Am 22. Juli 2010 setzten Vertreter der Kommunalpolitik, der N-ERGIE, der E.ON Bayern Wärme GmbH sowie der Liefergemeinschaft den ersten Spatenstich für die industrielle Bioerdgasanlage im Industrie- und Gewerbepark Gollhofen-Ippesheim. Herbert Dombrowsky, Vorsitzender des Vorstands der N-ERGIE: „Durch die Kooperation mit der Landwirtschaft wird die N-ERGIE die Wertschöpfung in der Region stärken. Mit der E.ON Bayern Wärme GmbH haben wir einen erfahrenen und zuverlässigen Partner für unser Projekt gefunden. Unser Konzept für die Bioerdgasanlage wurde in der Region gut aufgenommen."

"Mit unserem gemeinsamen Projekt setzen wir die 2006 von E.ON Bayern gestartete Biogasoffensive fort", unterstrich Werner Dehmel, Geschäftsführer der E.ON Bayern Wärme GmbH. "Mit der Einspeisung des hier gewonnenen Bioerdgases ins Erdgasnetz können wir das Gas auf die Reise schicken und somit standortunabhängig einsetzen." Dieses Engagement sei ein langfristiger Beitrag für einen vernünftigen Energiemix und eine Stärkung der Standortregion im ökologischen und wirtschaftlichen Sektor. Die Planungen für die Umsetzung wurden in den letzten Monaten bereits gemeinsam mit der E.ON Bayern Wärme GmbH vorangetrieben und die Vorbereitungen für den Anlagenbau getroffen.

Seit August 2010 sind die Tiefbauarbeiten für die Bioerdgasanlage in vollem Gang.
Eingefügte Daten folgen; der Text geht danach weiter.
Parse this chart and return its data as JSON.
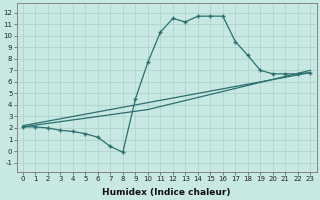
{
  "xlabel": "Humidex (Indice chaleur)",
  "xlim": [
    -0.5,
    23.5
  ],
  "ylim": [
    -1.8,
    12.8
  ],
  "xticks": [
    0,
    1,
    2,
    3,
    4,
    5,
    6,
    7,
    8,
    9,
    10,
    11,
    12,
    13,
    14,
    15,
    16,
    17,
    18,
    19,
    20,
    21,
    22,
    23
  ],
  "yticks": [
    -1,
    0,
    1,
    2,
    3,
    4,
    5,
    6,
    7,
    8,
    9,
    10,
    11,
    12
  ],
  "bg_color": "#c8e8e4",
  "grid_color": "#b0d4cc",
  "line_color": "#2a7070",
  "curve1_x": [
    0,
    1,
    2,
    3,
    4,
    5,
    6,
    7,
    8,
    9,
    10,
    11,
    12,
    13,
    14,
    15,
    16,
    17,
    18,
    19,
    20,
    21,
    22,
    23
  ],
  "curve1_y": [
    2.1,
    2.1,
    2.0,
    1.8,
    1.7,
    1.5,
    1.2,
    0.4,
    -0.1,
    4.5,
    7.7,
    10.3,
    11.5,
    11.2,
    11.7,
    11.7,
    11.7,
    9.5,
    8.3,
    7.0,
    6.7,
    6.7,
    6.7,
    6.8
  ],
  "curve2_x": [
    0,
    10,
    23
  ],
  "curve2_y": [
    2.1,
    3.6,
    7.0
  ],
  "curve3_x": [
    0,
    10,
    23
  ],
  "curve3_y": [
    2.2,
    4.2,
    6.8
  ],
  "marker": "+",
  "markersize": 3.5,
  "linewidth": 0.9,
  "tick_fontsize": 5,
  "label_fontsize": 6.5
}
Die derzeitigen Planungen gehen davon aus, dass die Bauzeit etwa ein Jahr beträgt. Der Betrieb der Anlage unter Volllast soll in 2011 erreicht werden.

Klimaschonende Bioerdgasnutzung zur gekoppelten Strom- und Wärmeerzeugung

Die Anlage mit einer Gasleistung von 6,7 Megawatt wird pro Jahr mit maximal 50.000 Tonnen Substratmaterial aus nachwachsenden Rohstoffen gefüttert, z. B. Maissilage, Grassilage und Zwischenfrüchte. Jährlich werden rund 50 Millionen Kilowattstunden Bioerdgas produziert. Das Bioerdgas wird auf Erdgasqualität gereinigt und in das Erdgasnetz der N-ERGIE eingespeist. Die Einspeisung und Nutzung des Bioerdgases ist ein wesentlicher Baustein in der Realisierung.

Das Bioerdgas soll primär in Kraft-Wärme-Kopplungsanlagen eingesetzt werden. Dabei nutzt ein Blockheizkraftwerk (BHKW) das Bioerdgas als Energieträger und setzt es in Strom und Wärme um. Das BHKW kommt dort zum Einsatz, wo die Wärme genutzt wird. Der erzeugte Strom wird in das Stromnetz eingespeist.

Regionale Landwirtschaft als Partner

Die nachwachsenden Rohstoffe werden von Landwirten aus dem näheren Umfeld der Anlage geliefert. Der Pflanzenanbau für die Substratlieferung erfolgt nach einem nachhaltigen und für die Landwirte vorteilhaften Anbau- und Fruchtfolgekonzept. Durch langfristige Lieferverträge entsteht für die Landwirte eine zusätzliche Einnahmequelle und weiteres Wertschöpfungspotential in der Region. Als Nebenprodukt fällt bei der Vergärung in der Biogasanlage hochwertiger Dünger an, der sogar die Anforderungen an Biolandwirte erfüllt. Dieser wird von den Vertragslandwirten auf den Anbauflächen ausgebracht, um den Rohstoffkreislauf zu schließen.